Herron: When kids come in here, some of them don't know what's going on. They might not understand what's happened to them because they're too young. But some of them do get it, and they're very fearful or terrified. Some of them think it's their fault. Sometimes these kids are being abused by someone they trust: a parent, a grandparent, an uncle, their sibling, a best friend... and they don't know how to say no to this person.
The Times: Tell us about your own story of surviving childhood sexual abuse.
Herron: It was really hard for a 13 year old to understand, to see someone you cared about hurt you so badly. I immediately thought I did something to deserve this, that this was my fault, so I didn't tell anyone. I definitely became less social because of it. If my parents had not been in my business, they would never have known. They asked, and I told them the truth, and that was really hard. I didn't want to break their hearts. You always have that little side of you that wonders, 'Will they really believe me, and will they take it seriously? Will they do something to stop it?'
It definitely messes with your self-esteem. I always struggled with that, always wondered, 'Am I worth it?' Even as a teenager, a college student, dating, you wonder: are you damaged goods, because you were abused, because somebody did something terrible to you?' I've gone through the abuse. I came out on the other side. I went through counseling. I made really good friends as support systems and great connections at the Gingerbread House. I'm glad that I got the courage to speak up. The more I talk about it, the more I do outreach, the more I can say I am making a difference with the bad situation that happened to me.
The Times: How did you find the courage to tell your story?
Herron: When I was first asked to share my story, I was very hesitant to.
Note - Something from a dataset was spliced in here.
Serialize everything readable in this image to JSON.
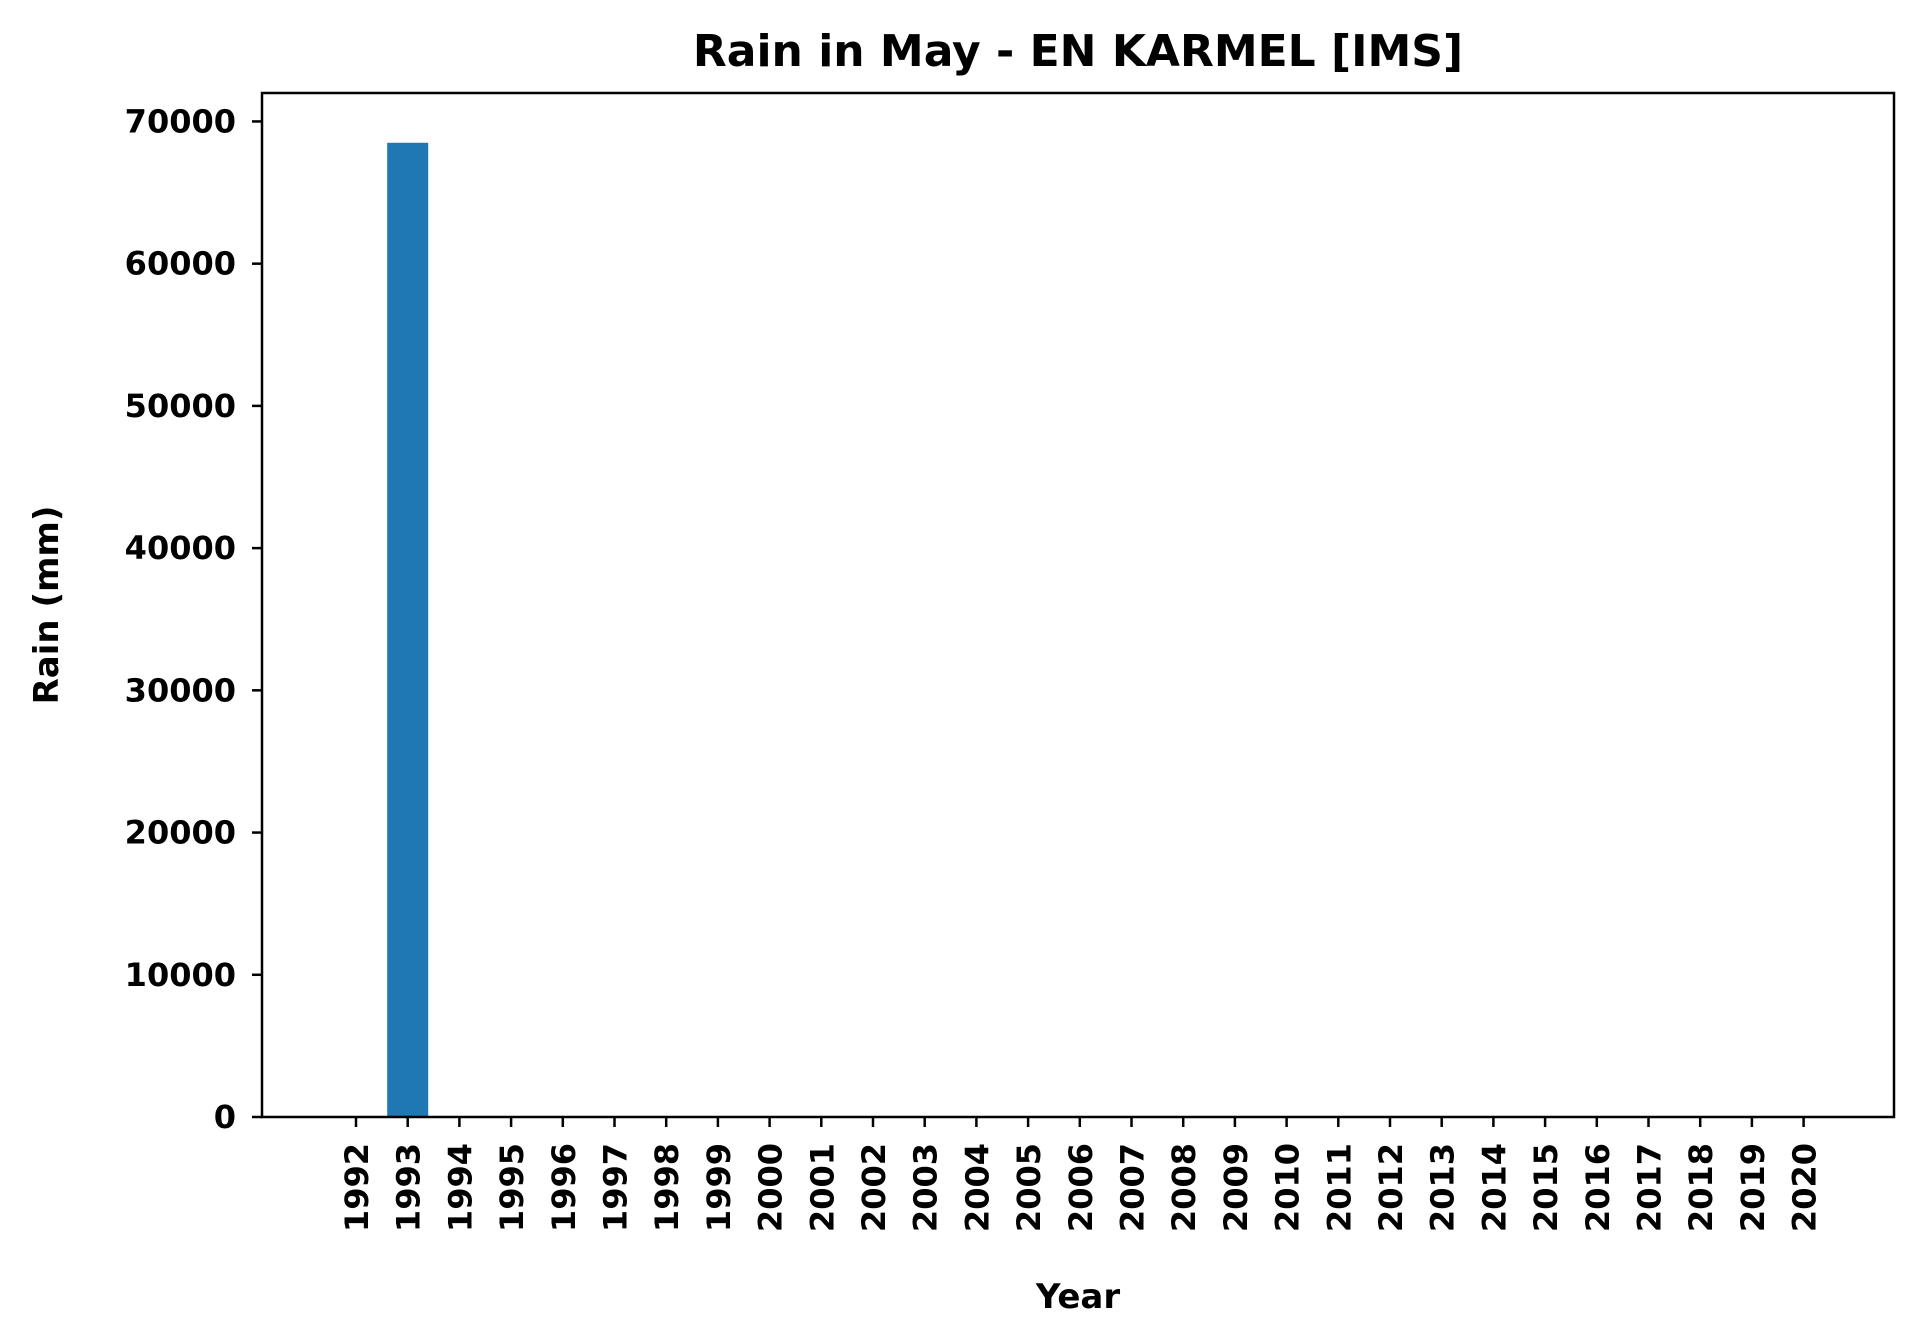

I thought about how hard it was going to be to share my story. I thought people would look at me different. I thought people were going to say, "She's a liar" or "She deserved it." But in my mind, I wanted to say something, because it does happen, it is a real thing, but we don't talk about it. If we don't talk about it, people don't know it's okay to speak up and say it's wrong and it shouldn't happen. It took a whole bunch of courage to tell what happened to me, as an adult, years after it happened.
The Times: What would you like to say to those who might have been through childhood sexual abuse?
Herron: Speak up. You're not alone. It's not a club anybody wants to join, but it really happens and there are people out there who will be there to support you and will be there to believe you and to help end that abuse and stop whatever pain you're going through. Keep telling until you find somebody who listens to you.